Les robots aspirateurs connectés au cloud de Shark sont actuellement exposés à une faille non corrigée dans la politique IoT (Internet des objets) d'AWS (Amazon Services) qui pourrait transformer un appareil compromis en une « clé passe-partout » permettant de contrôler à distance de nombreux autres appareils situés dans la même région, et d'accéder ainsi aux caméras, aux cartes et aux mots de passe Wi-Fi.
Un chercheur utilisant le pseudonyme « tokay0 » a démonté un robot aspirateur Shark RV2320EDUS et a découvert que son certificat AWS IoT intégré lui permettait de publier et de s'abonner à des sujets concernant n'importe quel appareil Shark situé dans la même région AWS, et pas seulement lui-même.
Une région AWS est un emplacement géographique distinct où Amazon ses centres de données cloud. Chaque région AWS est totalement isolée des autres. Il existe actuellement 39 régions AWS à travers le monde.
De par sa conception, AWS fournit des « ombres » par appareil qui stockent des informations d’état telles que la configuration et les commandes. Cependant, la politique MQTT (Message Queuing Telemetry Transport) trop permissive de Shark permet à un certificat volé de communiquer également avec les ombres d’autres aspirateurs.
En termes simples, cela signifie que chaque aspirateur est censé disposer de sa propre « boîte de réception » privée dans le cloud. Les règles de sécurité de Shark dans le cloud étant trop générales, un certificat volé à un aspirateur peut également envoyer des commandes vers les boîtes de réception d’autres aspirateurs.
Bien que le certificat ait été extrait du système « vacuum » grâce à un accès physique et à une console de débogage — ce qui signifie que la compromission initiale nécessite un accès physique —, l'exploitation qui s'ensuit s'effectue à distance et via le cloud.
Pour les propriétaires, il ne s'agit pas simplement de quelqu'un qui mettrait votre aspirateur en marche à 3 h du matin. Selon le chercheur, un pirate disposant d'un tel accès au cloud pourrait :
- Regardez les images filmées par la caméra de l'aspirateur, qui se transforme ainsi en dispositif de surveillance mobile au sein de votre domicile.
- Voler le mot de passe Wi-Fi, qui, selon le chercheur, est stocké en clair, ce qui pourrait leur permettre de s'introduire sur votre réseau local.
- Copiez la carte de votre maison établie par l'aspirateur robot, qui indique la disposition des pièces et la fréquence d'utilisation des différentes zones.
Nous avons déjà vu comment les aspirateurs « intelligents » peuvent constituer des risques pour la vie privée et la sécurité lorsque les fabricants lésinent sur la sécurité. Malwarebytes Labs expliqué comment les robots aspirateurs Ecovacs pouvaient être piratés pour diffuser des messages obscènes et espionner les utilisateurs via leurs haut-parleurs et leurs capteurs, démontrant ainsi à quelle vitesse un appareil ménager utile peut se transformer en un intrus indésirable.

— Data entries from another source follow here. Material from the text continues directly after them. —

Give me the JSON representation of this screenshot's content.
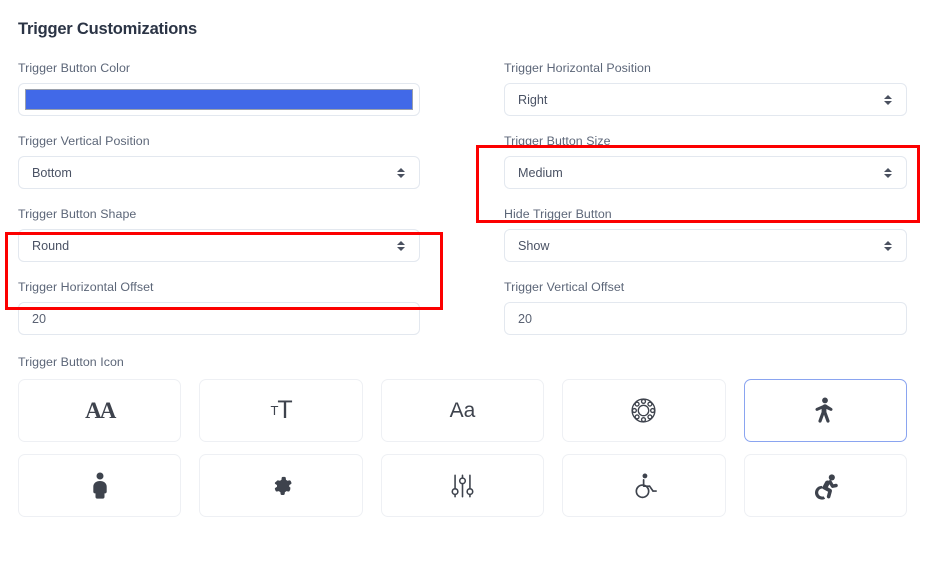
{
  "header": {
    "title": "Trigger Customizations"
  },
  "fields": {
    "trigger_button_color": {
      "label": "Trigger Button Color",
      "value": "#4169e8",
      "type": "color"
    },
    "trigger_horizontal_position": {
      "label": "Trigger Horizontal Position",
      "value": "Right",
      "type": "select"
    },
    "trigger_vertical_position": {
      "label": "Trigger Vertical Position",
      "value": "Bottom",
      "type": "select"
    },
    "trigger_button_size": {
      "label": "Trigger Button Size",
      "value": "Medium",
      "type": "select",
      "highlighted": true
    },
    "trigger_button_shape": {
      "label": "Trigger Button Shape",
      "value": "Round",
      "type": "select",
      "highlighted": true
    },
    "hide_trigger_button": {
      "label": "Hide Trigger Button",
      "value": "Show",
      "type": "select"
    },
    "trigger_horizontal_offset": {
      "label": "Trigger Horizontal Offset",
      "value": "20",
      "type": "text"
    },
    "trigger_vertical_offset": {
      "label": "Trigger Vertical Offset",
      "value": "20",
      "type": "text"
    }
  },
  "icon_picker": {
    "label": "Trigger Button Icon",
    "selected_index": 4,
    "tiles": [
      {
        "icon": "serif-double-a-icon",
        "name": "double-a-serif"
      },
      {
        "icon": "small-t-big-t-icon",
        "name": "text-size"
      },
      {
        "icon": "aa-sans-icon",
        "name": "aa-sans"
      },
      {
        "icon": "accessibility-wheel-icon",
        "name": "accessibility-wheel"
      },
      {
        "icon": "accessibility-person-icon",
        "name": "accessibility-person"
      },
      {
        "icon": "person-solid-icon",
        "name": "person-solid"
      },
      {
        "icon": "gear-icon",
        "name": "settings-gear"
      },
      {
        "icon": "sliders-icon",
        "name": "adjustment-sliders"
      },
      {
        "icon": "wheelchair-icon",
        "name": "wheelchair"
      },
      {
        "icon": "wheelchair-motion-icon",
        "name": "wheelchair-motion"
      }
    ]
  },
  "annotations": {
    "highlight_color": "#fc0000",
    "highlighted_fields": [
      "trigger_button_size",
      "trigger_button_shape"
    ]
  }
}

À l’aide du certificat issu de son propre aspirateur, le chercheur a pu surveiller le trafic provenant des appareils Shark situés dans la même région AWS et déterminer lesquels prenaient en charge l’exécution de commandes à distance. Sur une période de 24 heures dans une seule région AWS, le chercheur a recensé 1 517 605 numéros de série Shark uniques et constaté que 673 816 appareils (environ 44 %) répondaient d’une manière indiquant qu’ils prenaient en charge la fonctionnalité d’exécution de commandes à distance.
Le chercheur a écrit :
« Il est difficile d'estimer le nombre exact d'appareils concernés, et encore plus difficile d'identifier ceux qui possèdent ces certificats mal configurés permettant la publication entre appareils. »
Mais il en a conclu que :
« Un très grand nombre d'appareils IoT SharkNinja sont concernés par cette vulnérabilité. »
Comment rester en sécurité
Le problème au cœur de cette situation réside dans une politique côté cloud qui n'est pas assez stricte. Il s'agit donc d'un problème côté serveur, et non d'un bug du micrologiciel que vous pouvez corriger vous-même.
Selon le chercheur, SharkNinja n'a pas corrigé cette faille de sécurité, bien qu'elle lui ait été signalée il y a plus de six mois. Tant que la situation n'aura pas changé, les propriétaires devraient :
- Faites pression sur Shark pour qu'il règle ce problème.
- Désactivez la commande à distance de l'aspirateur ou déconnectez-le du Wi-Fi si vous n'avez pas besoin de ses fonctionnalités connectées.
- Restez à l'affût des annonces de Shark concernant un correctif, un CVE ou un rappel.
Naviguez comme si personne ne vous regardait.